Nah, pertanyaannya sekarang, bagaimana para hyperglot dapat menguasai begitu banyak bahasa? Dan bisakah kita mencoba meniru mereka?
Jawaban singkat dari pertanyaan itu adalah motivasi. Seperti Keeley, sebagian besar insan hyperglot sangat termotivasi untuk mempelajari bahasa baru. Mereka gemar melancong dari satu negara ke negara lain sembari belajar bahasa setempat.
Namun, sekalipun berbekal motivasi besar, orang awam nyatanya kesulitan berbincang dalam bahasa asing secara meyakinkan. Keeley, yang kini menulis buku bertema ‘faktor sosial, psikologi, dan faktor menunjang lainnya untuk menjadi orang yang berbicara multi-bahasa’, skeptis bahwa kadar intelektualitas menentukan.
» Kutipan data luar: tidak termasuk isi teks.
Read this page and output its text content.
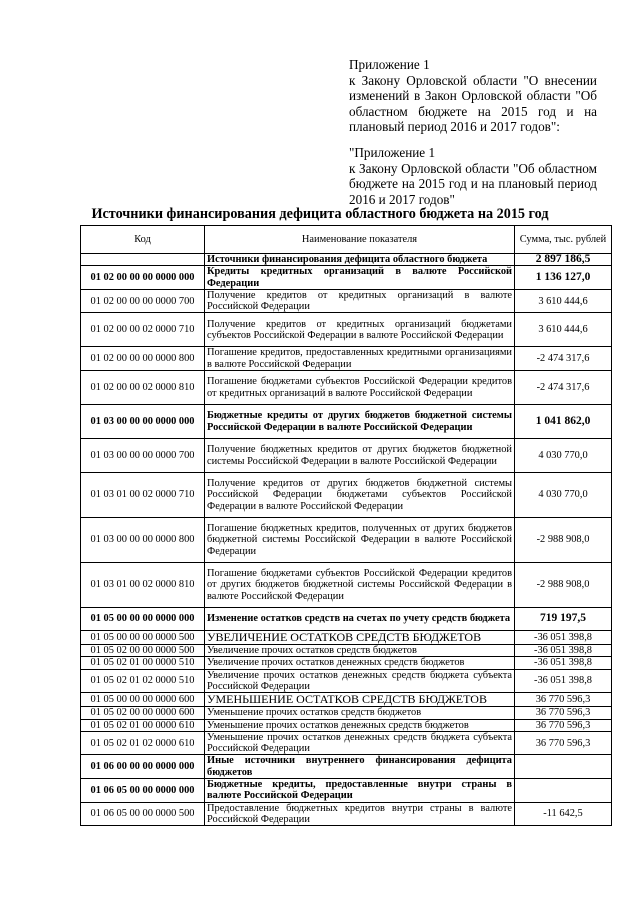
Приложение 1

к Закону Орловской области "О внесении изменений в Закон Орловской области "Об областном бюджете на 2015 год и на плановый период 2016 и 2017 годов":

"Приложение 1

к Закону Орловской области "Об областном бюджете на 2015 год и на плановый период 2016 и 2017 годов"

Источники финансирования дефицита областного бюджета на 2015 год
Код	Наименование показателя	Сумма, тыс. рублей
	Источники финансирования дефицита областного бюджета	2 897 186,5
01 02 00 00 00 0000 000	Кредиты кредитных организаций в валюте Российской Федерации	1 136 127,0
01 02 00 00 00 0000 700	Получение кредитов от кредитных организаций в валюте Российской Федерации	3 610 444,6
01 02 00 00 02 0000 710	Получение кредитов от кредитных организаций бюджетами субъектов Российской Федерации в валюте Российской Федерации	3 610 444,6
01 02 00 00 00 0000 800	Погашение кредитов, предоставленных кредитными организациями в валюте Российской Федерации	-2 474 317,6
01 02 00 00 02 0000 810	Погашение бюджетами субъектов Российской Федерации кредитов от кредитных организаций в валюте Российской Федерации	-2 474 317,6
01 03 00 00 00 0000 000	Бюджетные кредиты от других бюджетов бюджетной системы Российской Федерации в валюте Российской Федерации	1 041 862,0
01 03 00 00 00 0000 700	Получение бюджетных кредитов от других бюджетов бюджетной системы Российской Федерации в валюте Российской Федерации	4 030 770,0
01 03 01 00 02 0000 710	Получение кредитов от других бюджетов бюджетной системы Российской Федерации бюджетами субъектов Российской Федерации в валюте Российской Федерации	4 030 770,0
01 03 00 00 00 0000 800	Погашение бюджетных кредитов, полученных от других бюджетов бюджетной системы Российской Федерации в валюте Российской Федерации	-2 988 908,0
01 03 01 00 02 0000 810	Погашение бюджетами субъектов Российской Федерации кредитов от других бюджетов бюджетной системы Российской Федерации в валюте Российской Федерации	-2 988 908,0
01 05 00 00 00 0000 000	Изменение остатков средств на счетах по учету средств бюджета	719 197,5
01 05 00 00 00 0000 500	УВЕЛИЧЕНИЕ ОСТАТКОВ СРЕДСТВ БЮДЖЕТОВ	-36 051 398,8
01 05 02 00 00 0000 500	Увеличение прочих остатков средств бюджетов	-36 051 398,8
01 05 02 01 00 0000 510	Увеличение прочих остатков денежных средств бюджетов	-36 051 398,8
01 05 02 01 02 0000 510	Увеличение прочих остатков денежных средств бюджета субъекта Российской Федерации	-36 051 398,8
01 05 00 00 00 0000 600	УМЕНЬШЕНИЕ ОСТАТКОВ СРЕДСТВ БЮДЖЕТОВ	36 770 596,3
01 05 02 00 00 0000 600	Уменьшение прочих остатков средств бюджетов	36 770 596,3
01 05 02 01 00 0000 610	Уменьшение прочих остатков денежных средств бюджетов	36 770 596,3
01 05 02 01 02 0000 610	Уменьшение прочих остатков денежных средств бюджета субъекта Российской Федерации	36 770 596,3
01 06 00 00 00 0000 000	Иные источники внутреннего финансирования дефицита бюджетов	
01 06 05 00 00 0000 000	Бюджетные кредиты, предоставленные внутри страны в валюте Российской Федерации	
01 06 05 00 00 0000 500	Предоставление бюджетных кредитов внутри страны в валюте Российской Федерации	-11 642,5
“Saya pikir itu bukan faktor utama, meskipun akan mempercepat jika memiliki kemampuan analitis,” ujarnya.!break!
Bunglon budaya
Alih-alih intelektualitas, Keeley menyarankan agar kita melihat ke dalam kepribadian masing-masing. Dia menilai mempelajari bahasa baru menyebabkan manusia menciptakan kepribadian baru. “Anda menjadi seperti bunglon,” katanya.
Seperti yang telah disuarakan para ahli psikologi, bahasa yang kita ucapkan lekat kaitannya dengan identitas. Pendapat yang mengatakan berbahasa Prancis membuat Anda romantis dan berbahasa Italia membuat Anda bersemangat, memang klise. Namun, nyatanya, setiap bahasa berhubungan dengan norma-norma budaya yang mempengaruhi perilaku. Beragam kajian membuktikan bahwa orang-orang yang berbicara multi-bahasa kerap memperlihatkan perilaku berbeda sesuai dengan bahasa yang mereka utarakan.
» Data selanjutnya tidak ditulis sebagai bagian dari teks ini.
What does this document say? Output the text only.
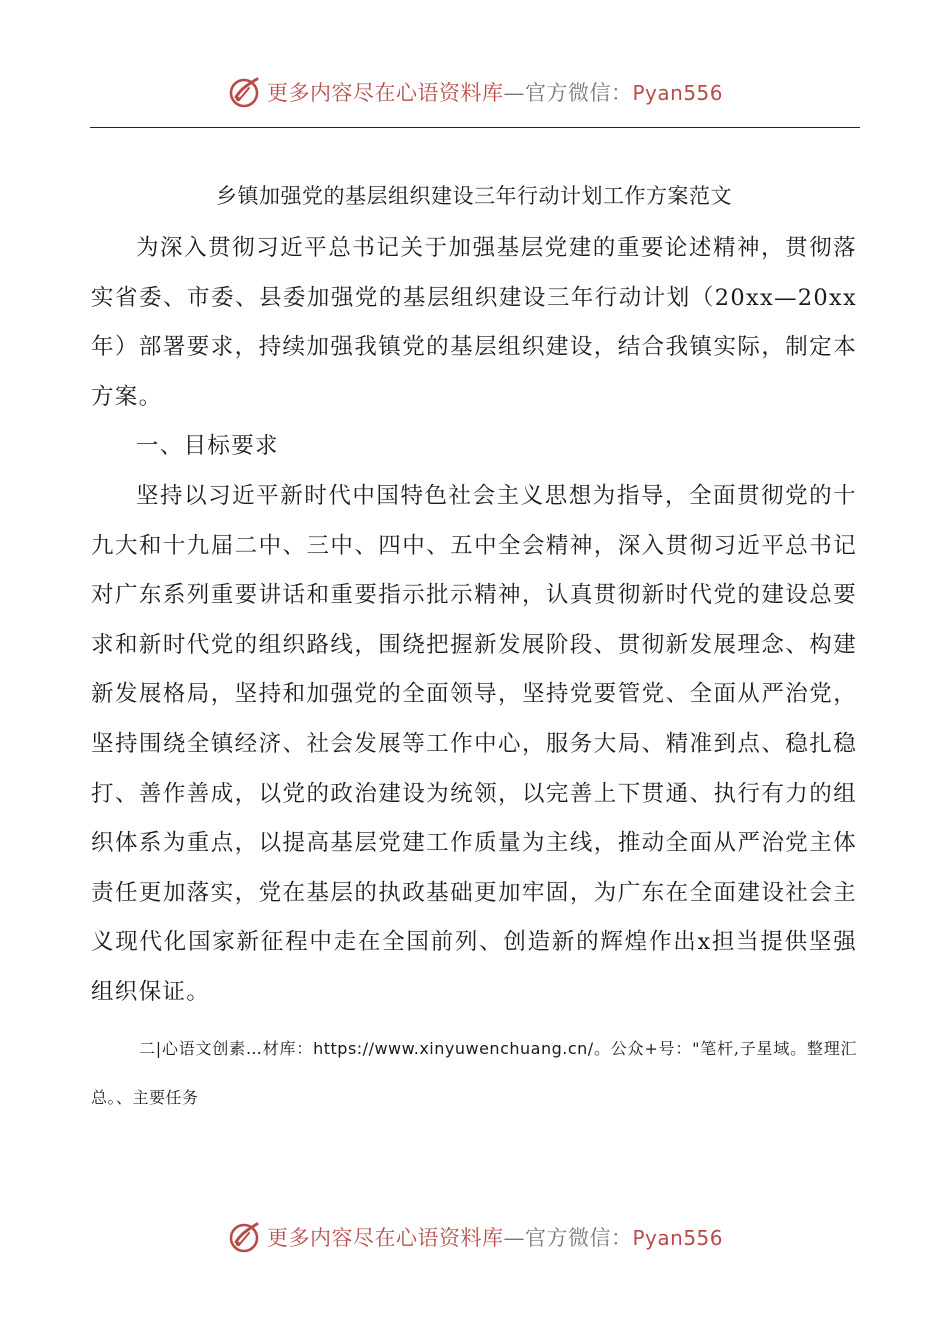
更多内容尽在心语资料库—官方微信：Pyan556

乡镇加强党的基层组织建设三年行动计划工作方案范文

为深入贯彻习近平总书记关于加强基层党建的重要论述精神，贯彻落实省委、市委、县委加强党的基层组织建设三年行动计划（20xx—20xx年）部署要求，持续加强我镇党的基层组织建设，结合我镇实际，制定本方案。

一、目标要求

坚持以习近平新时代中国特色社会主义思想为指导，全面贯彻党的十九大和十九届二中、三中、四中、五中全会精神，深入贯彻习近平总书记对广东系列重要讲话和重要指示批示精神，认真贯彻新时代党的建设总要求和新时代党的组织路线，围绕把握新发展阶段、贯彻新发展理念、构建新发展格局，坚持和加强党的全面领导，坚持党要管党、全面从严治党，坚持围绕全镇经济、社会发展等工作中心，服务大局、精准到点、稳扎稳打、善作善成，以党的政治建设为统领，以完善上下贯通、执行有力的组织体系为重点，以提高基层党建工作质量为主线，推动全面从严治党主体责任更加落实，党在基层的执政基础更加牢固，为广东在全面建设社会主义现代化国家新征程中走在全国前列、创造新的辉煌作出x担当提供坚强组织保证。

二|心语文创素…材库：https://www.xinyuwenchuang.cn/。公众+号："笔杆,子星域。整理汇总。、主要任务

更多内容尽在心语资料库—官方微信：Pyan556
Bahasa yang berbeda juga dapat membangkitkan kenangan hidup yang berlainan pula, sebagaimana dialami penulis Vladimir Nabokov ketika menyusun otobiografinya. Penulis sohor asal Rusia itu memaparkan kisahnya dalam tulisan berbahasa Inggris dengan kesulitan. “Memori saya sudah disetel pada satu kunci, yaitu bahasa Rusia. Namun, dipaksa bermain pada kunci lain, yaitu bahasa Inggris,” ujarnya.
Ketika akhirnya otobiografi itu rampung, Nabokov memutuskan untuk menulis ulang kisah-kisah masa kecilnya dalam bahasa Rusia. Begitu bahasa itu mengalir, kenangannya terbuka dengan rincian dan perspektif baru.
“Tulisan versi bahasa Rusia yang dia kerjakan berbeda jauh sehingga dia merasa perlu menerjemahkan ulang ke bahasa Inggris,” kata Aneta Pavlenko, akademisi Universitas Temple di Philadelphia, AS, yang menulis buku berjudul The Bilingual Mind.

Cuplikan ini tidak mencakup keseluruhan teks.